Structural racism continues to impact psychiatry, from the workings of the American Psychiatric Association to the field as a whole, according to a presenter at the APA annual meeting.

“As a microcosm, which I consider APA to be of this larger country and world, the struggles around race are really just a mirror image of what is happening around us,” Cynthia Turner-Graham, MD, DFAPA, an adult psychiatrist with a practice in Maryland, said during a presentation. “As psychiatrists, it requires no convincing that the past indeed drives the present, and we have an opportunity to model for the world around us how to wrestle and grapple with these hard issues to collectively create substantive and sustainable change, to demonstrate how recognizing and embracing the value of those identified as other can enrich and expand the range of options and possibilities wherever diverse persons are gathered.”

According to Turner-Graham, the APA has made some gains regarding structural barriers that have been identified over time. She noted that some of the most “recalcitrant” elements of the organization continue to resist change but expressed optimism that the APA Presidential Task Force to Address Structural Racism Throughout Psychiatry will offer an opportunity to address some of these elements.

Turner-Graham referenced an article written in 1970, entitled “Dimensions of Institutional Racism in Psychiatry,” and noted that although 50 years have passed since it was published, similarities remain between what was occurring then and the current practice of psychiatry, the environments in which it is practiced and the places where psychiatrists are educated.

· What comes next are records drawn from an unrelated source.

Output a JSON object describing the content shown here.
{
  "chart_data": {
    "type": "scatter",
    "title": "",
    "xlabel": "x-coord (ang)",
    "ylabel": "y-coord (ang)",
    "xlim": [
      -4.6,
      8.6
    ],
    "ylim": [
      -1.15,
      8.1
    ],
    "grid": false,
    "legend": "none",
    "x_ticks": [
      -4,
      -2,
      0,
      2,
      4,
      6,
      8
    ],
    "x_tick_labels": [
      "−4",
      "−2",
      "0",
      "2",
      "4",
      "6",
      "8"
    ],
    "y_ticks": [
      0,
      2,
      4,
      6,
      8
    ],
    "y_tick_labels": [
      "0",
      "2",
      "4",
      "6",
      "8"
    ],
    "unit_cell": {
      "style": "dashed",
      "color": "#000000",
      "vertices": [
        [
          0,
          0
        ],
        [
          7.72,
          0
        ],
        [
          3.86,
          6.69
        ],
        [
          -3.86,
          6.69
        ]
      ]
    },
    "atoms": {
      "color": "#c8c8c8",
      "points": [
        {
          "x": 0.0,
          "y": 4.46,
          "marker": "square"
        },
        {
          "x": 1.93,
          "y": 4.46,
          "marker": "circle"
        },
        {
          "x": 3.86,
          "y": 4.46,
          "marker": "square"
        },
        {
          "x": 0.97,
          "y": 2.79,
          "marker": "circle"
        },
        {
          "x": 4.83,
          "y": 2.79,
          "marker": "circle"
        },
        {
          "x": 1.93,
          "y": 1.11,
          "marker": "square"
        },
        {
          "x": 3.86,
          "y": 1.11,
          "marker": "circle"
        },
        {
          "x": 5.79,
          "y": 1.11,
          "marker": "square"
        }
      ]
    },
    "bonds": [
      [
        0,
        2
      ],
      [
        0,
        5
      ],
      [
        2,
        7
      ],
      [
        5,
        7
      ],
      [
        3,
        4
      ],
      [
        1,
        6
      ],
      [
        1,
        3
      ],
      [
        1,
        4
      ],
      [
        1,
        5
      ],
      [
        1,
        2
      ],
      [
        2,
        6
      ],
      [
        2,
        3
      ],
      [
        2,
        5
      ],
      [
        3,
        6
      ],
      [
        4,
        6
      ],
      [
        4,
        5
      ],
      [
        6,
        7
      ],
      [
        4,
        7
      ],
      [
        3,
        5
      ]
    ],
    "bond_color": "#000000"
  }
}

“If there is to be substantive and sustainable change around issues of structural racism, it will require a radical departure from our current approaches, which first and foremost must include an individual, person-by-person reckoning within their and our own selves, to understand what we are bringing to the table,” Turner-Graham said. “I want to invite you to do your own work, to look closely at the stories and the experiences that you have had and that inform your current decisions and choices and behavior.”

Reference:

Turner-Graham C. Structural racism in psychiatry: The past is driving the present. Presented at: American Psychiatric Association Annual Meeting; May 1-3, 2021 (virtual meeting).